In 1556, under Duke Christoph, a Protestant monastery school was set up in which talented regional boys were to be prepared for a theological career, because the country needed Protestant clergy now that the Catholic priests had been driven out. Under the first Protestant abbot Matthäus Alber, the school took off for the first time, with the number of students increasing from 25 to 43. At first, school operations were very reminiscent of monastic life: the students were strictly shielded from the outside world, had to wear long black cloaks, speak Latin and follow a strict daily program of choral prayers. In 1806 the monastery school had to close due to a lack of students.

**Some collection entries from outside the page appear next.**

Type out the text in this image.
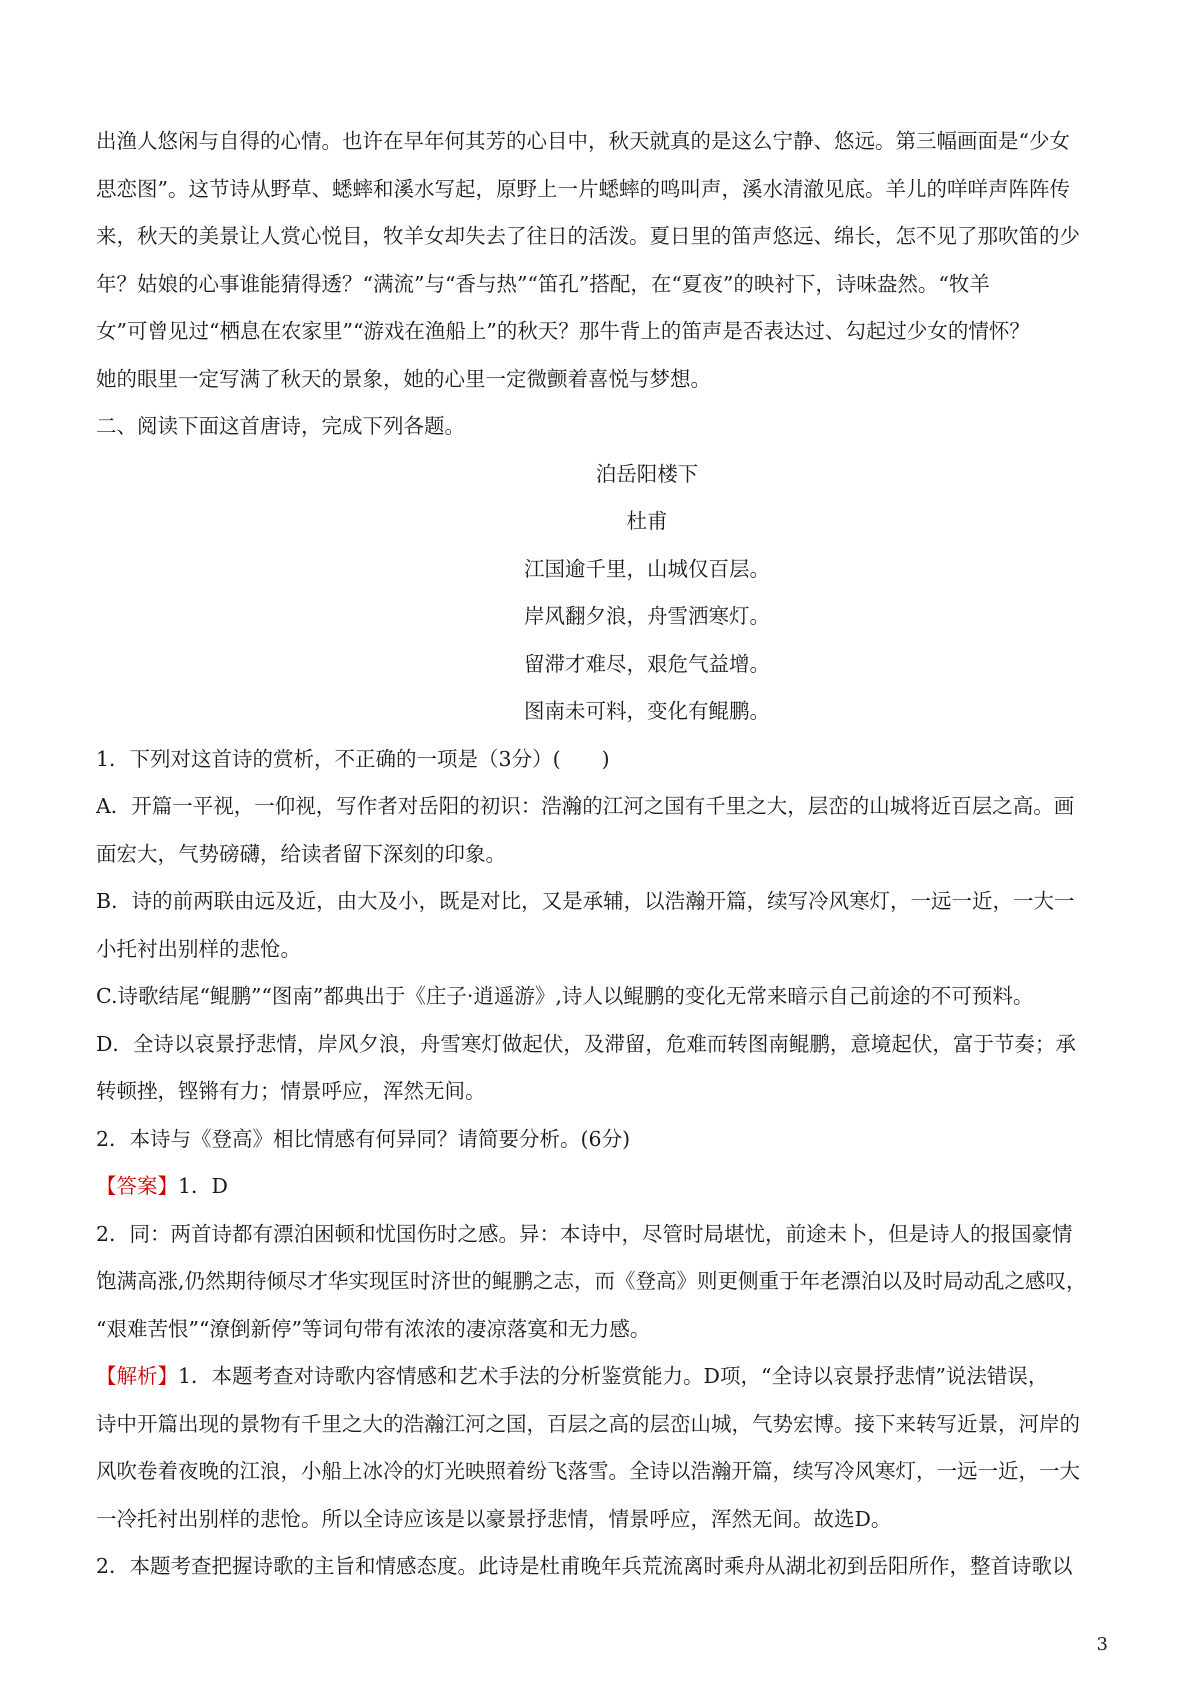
出渔人悠闲与自得的心情。也许在早年何其芳的心目中，秋天就真的是这么宁静、悠远。第三幅画面是“少女

思恋图”。这节诗从野草、蟋蟀和溪水写起，原野上一片蟋蟀的鸣叫声，溪水清澈见底。羊儿的咩咩声阵阵传

来，秋天的美景让人赏心悦目，牧羊女却失去了往日的活泼。夏日里的笛声悠远、绵长，怎不见了那吹笛的少

年？姑娘的心事谁能猜得透？“满流”与“香与热”“笛孔”搭配，在“夏夜”的映衬下，诗味盎然。“牧羊

女”可曾见过“栖息在农家里”“游戏在渔船上”的秋天？那牛背上的笛声是否表达过、勾起过少女的情怀？

她的眼里一定写满了秋天的景象，她的心里一定微颤着喜悦与梦想。

二、阅读下面这首唐诗，完成下列各题。

泊岳阳楼下

杜甫

江国逾千里，山城仅百层。

岸风翻夕浪，舟雪洒寒灯。

留滞才难尽，艰危气益增。

图南未可料，变化有鲲鹏。

1．下列对这首诗的赏析，不正确的一项是（3分）(　　)

A．开篇一平视，一仰视，写作者对岳阳的初识：浩瀚的江河之国有千里之大，层峦的山城将近百层之高。画

面宏大，气势磅礴，给读者留下深刻的印象。

B．诗的前两联由远及近，由大及小，既是对比，又是承辅，以浩瀚开篇，续写冷风寒灯，一远一近，一大一

小托衬出别样的悲怆。

C.诗歌结尾“鲲鹏”“图南”都典出于《庄子·逍遥游》,诗人以鲲鹏的变化无常来暗示自己前途的不可预料。

D．全诗以哀景抒悲情，岸风夕浪，舟雪寒灯做起伏，及滞留，危难而转图南鲲鹏，意境起伏，富于节奏；承

转顿挫，铿锵有力；情景呼应，浑然无间。

2．本诗与《登高》相比情感有何异同？请简要分析。(6分)

【答案】1．D

2．同：两首诗都有漂泊困顿和忧国伤时之感。异：本诗中，尽管时局堪忧，前途未卜，但是诗人的报国豪情

饱满高涨,仍然期待倾尽才华实现匡时济世的鲲鹏之志，而《登高》则更侧重于年老漂泊以及时局动乱之感叹，

“艰难苦恨”“潦倒新停”等词句带有浓浓的凄凉落寞和无力感。

【解析】1．本题考查对诗歌内容情感和艺术手法的分析鉴赏能力。D项，“全诗以哀景抒悲情”说法错误，

诗中开篇出现的景物有千里之大的浩瀚江河之国，百层之高的层峦山城，气势宏博。接下来转写近景，河岸的

风吹卷着夜晚的江浪，小船上冰冷的灯光映照着纷飞落雪。全诗以浩瀚开篇，续写冷风寒灯，一远一近，一大

一冷托衬出别样的悲怆。所以全诗应该是以豪景抒悲情，情景呼应，浑然无间。故选D。

2．本题考查把握诗歌的主旨和情感态度。此诗是杜甫晚年兵荒流离时乘舟从湖北初到岳阳所作，整首诗歌以

3
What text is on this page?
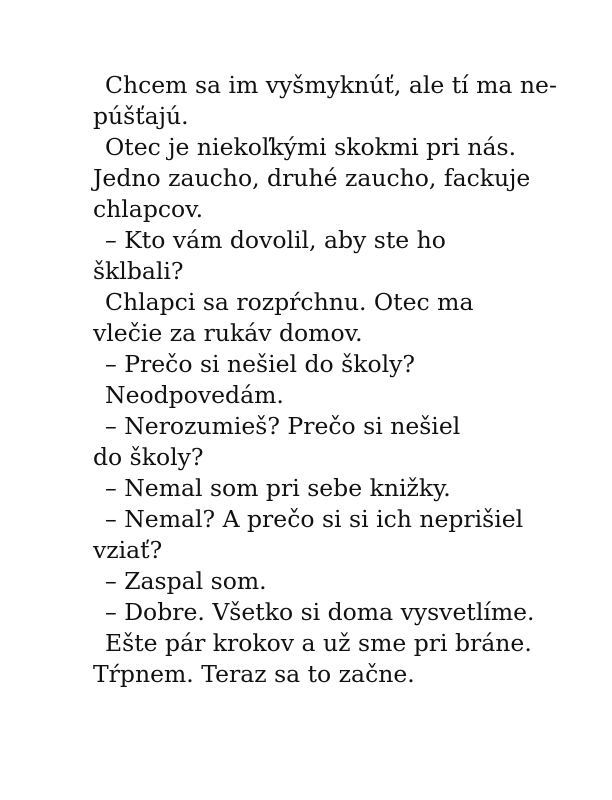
Chcem sa im vyšmyknúť, ale tí ma ne-
púšťajú.
Otec je niekoľkými skokmi pri nás.
Jedno zaucho, druhé zaucho, fackuje
chlapcov.
– Kto vám dovolil, aby ste ho
šklbali?
Chlapci sa rozpŕchnu. Otec ma
vlečie za rukáv domov.
– Prečo si nešiel do školy?
Neodpovedám.
– Nerozumieš? Prečo si nešiel
do školy?
– Nemal som pri sebe knižky.
– Nemal? A prečo si si ich neprišiel
vziať?
– Zaspal som.
– Dobre. Všetko si doma vysvetlíme.
Ešte pár krokov a už sme pri bráne.
Tŕpnem. Teraz sa to začne.
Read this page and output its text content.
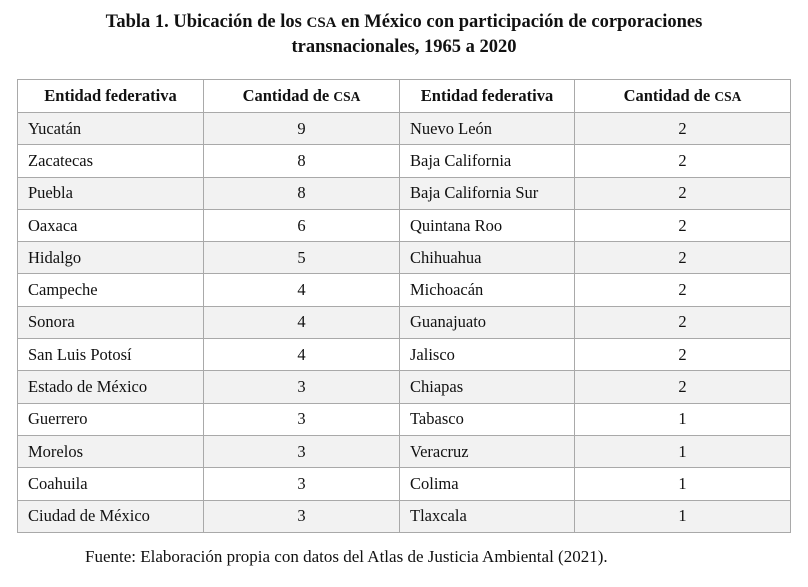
Tabla 1. Ubicación de los CSA en México con participación de corporaciones
transnacionales, 1965 a 2020
Entidad federativa	Cantidad de CSA	Entidad federativa	Cantidad de CSA
Yucatán	9	Nuevo León	2
Zacatecas	8	Baja California	2
Puebla	8	Baja California Sur	2
Oaxaca	6	Quintana Roo	2
Hidalgo	5	Chihuahua	2
Campeche	4	Michoacán	2
Sonora	4	Guanajuato	2
San Luis Potosí	4	Jalisco	2
Estado de México	3	Chiapas	2
Guerrero	3	Tabasco	1
Morelos	3	Veracruz	1
Coahuila	3	Colima	1
Ciudad de México	3	Tlaxcala	1
Fuente: Elaboración propia con datos del Atlas de Justicia Ambiental (2021).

Today: The Protestant Seminary

School operations did not stop for long. The Protestant Theological Seminary was established as early as 1817 to prepare young people to study theology. Today it is a modern boarding school run by the Evangelische Landeskirche. Here, students from grade 9 onwards receive their Abitur in four years. The focus is on education in the Protestant faith, teaching ancient language subjects such as Latin, Hebrew and ancient Greek and good church music training. Famous Blaubeur seminarians include Wilhelm Hauff, Gustav Pfizer, Theodor Vischer, Oskar Fraas and Robert Gradmann. The seminary's headmaster bears the title of Ephorus. His residence, the Ephorate, was built in 1902 on the site of an earlier farm building and is connected to the school rooms by a covered truss bridge.

The monks' bathhouse

If you walk under the connecting walkway, you will reach a remarkable half-timbered building: the monks' bathhouse. Although such a bath used to be part of every monastery complex, today it is the only one in Germany that can still be found in a monastery complex. In the 16th century, monks could bathe and sweat in a heated bathhouse here. An attached, now demolished stair tower led to the first floor, which was intended for noble visitors. In the central room, the banquet hall decorated with elaborate secular secco paintings, high-ranking guests could be entertained after the hunt. The municipal local museum has been housed in the monks' bathhouse since 1947. It's worth a visit!